Heranwachsende werden darin bestärkt, Verantwortung in Bezug auf Freundschaft, Partnerschaft Sexualität und Verhütung zu übernehmen.

Inhalte

Die Inhalte der Sexualaufklärung sind alters- und entwicklungsabhängig. Grundsätzlich ist durch die individuellen körperlichen und seelischen Entwicklungsstände der Jungen und Mädchen eine hundertprozentige Altersklassifzierung nicht möglich.

Typische Inhalte der Sexualaufklärung in der Grundschule sind:

  • Fortpflanzung
  • Unterschiede und Gemeinsamkeiten zwischen Mädchen und Jungen
  • Vorbereitung auf die körperlichen und seelischen Veränderungen in der Pubertät
  • Körperhygiene

Typische Inhalte der Sexualaufklärung in der weiterführenden Schule sind:

  • Verhütung
  • Prävention von HIV und anderen sexuell übertragbaren Infektionen (STI)
  • die körperlichen und seelischen Veränderungen des männlichen und weiblichen (und ggf. intergeschlechtlichen) Körpers in der Pubertät.
  • Freundschaft und Partnerschaft
  • sexuelle Orientierung und geschlechtliche Identität

Sexualaufklärung dockt jedoch an die Fragen der Kinder und Jugendlichen an. Zur Sexualaufklärung gehört es daher, über Themen, Interessen, Sorgen und Erfahrungen der Kinder und Jugendlichen zu sprechen. Das können bei Kindern und Jugendlichen völlig unterschiedliche Dinge und Fragen sein. Zum Beispiel: „Was passiert mit meinem Körper in der Pubertät?“ „Bin ich gut, so wie ich bin?“ „Was kann mir im Internet passieren?“ „ Wie merke ich, ob der oder die andere mich mag?“ Ist es normal, dass meine Schamlippen unterschiedlich groß sind“?  „Was sind eigentlich Pornos?“ usw.

Herangehensweise

Sexualaufklärung achtet die Intimsphäre der Schülerinnen und Schüler und respektiert ihr Schamgefühl. Die richtige Balance zwischen Offenheit und Rücksichtnahme muss dabei für jede Klasse neu austariert werden, je nachdem, welche kulturellen, religiösen und kognitiven Hintergründe es in der Klasse gibt. Über vieles möchten Kinder und Jugendliche nicht sprechen. Auch nicht mit ihren Eltern oder Lehrerinnen und Lehrern. Ein Hinweis auf spezifische Beratungsstellen ist hier angezeigt.
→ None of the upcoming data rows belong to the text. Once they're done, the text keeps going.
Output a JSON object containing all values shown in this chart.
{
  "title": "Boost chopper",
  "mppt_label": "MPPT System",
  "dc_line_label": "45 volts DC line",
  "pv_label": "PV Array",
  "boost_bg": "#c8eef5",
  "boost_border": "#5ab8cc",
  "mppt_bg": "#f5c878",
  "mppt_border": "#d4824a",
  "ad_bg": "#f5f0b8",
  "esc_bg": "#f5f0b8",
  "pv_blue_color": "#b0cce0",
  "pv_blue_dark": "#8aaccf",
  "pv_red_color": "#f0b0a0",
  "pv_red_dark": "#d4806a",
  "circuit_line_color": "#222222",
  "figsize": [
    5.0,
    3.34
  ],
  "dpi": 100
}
Für Kinder ab der Pubertät gibt es Antworten, Infos und Gelegenheit, sich anonym auszutauschen, auch auf der Webseite loveline.de, die vielfältig im Unterricht eingesetzt werden kann.

Hintergrund

Unser Material und unsere Empfehlungen basieren auf dem Rahmenkonzept zur Sexualaufklärung Jugendlicher, das unter Beteiligung aller Bundesländer erarbeitet und verabschiedet wurde.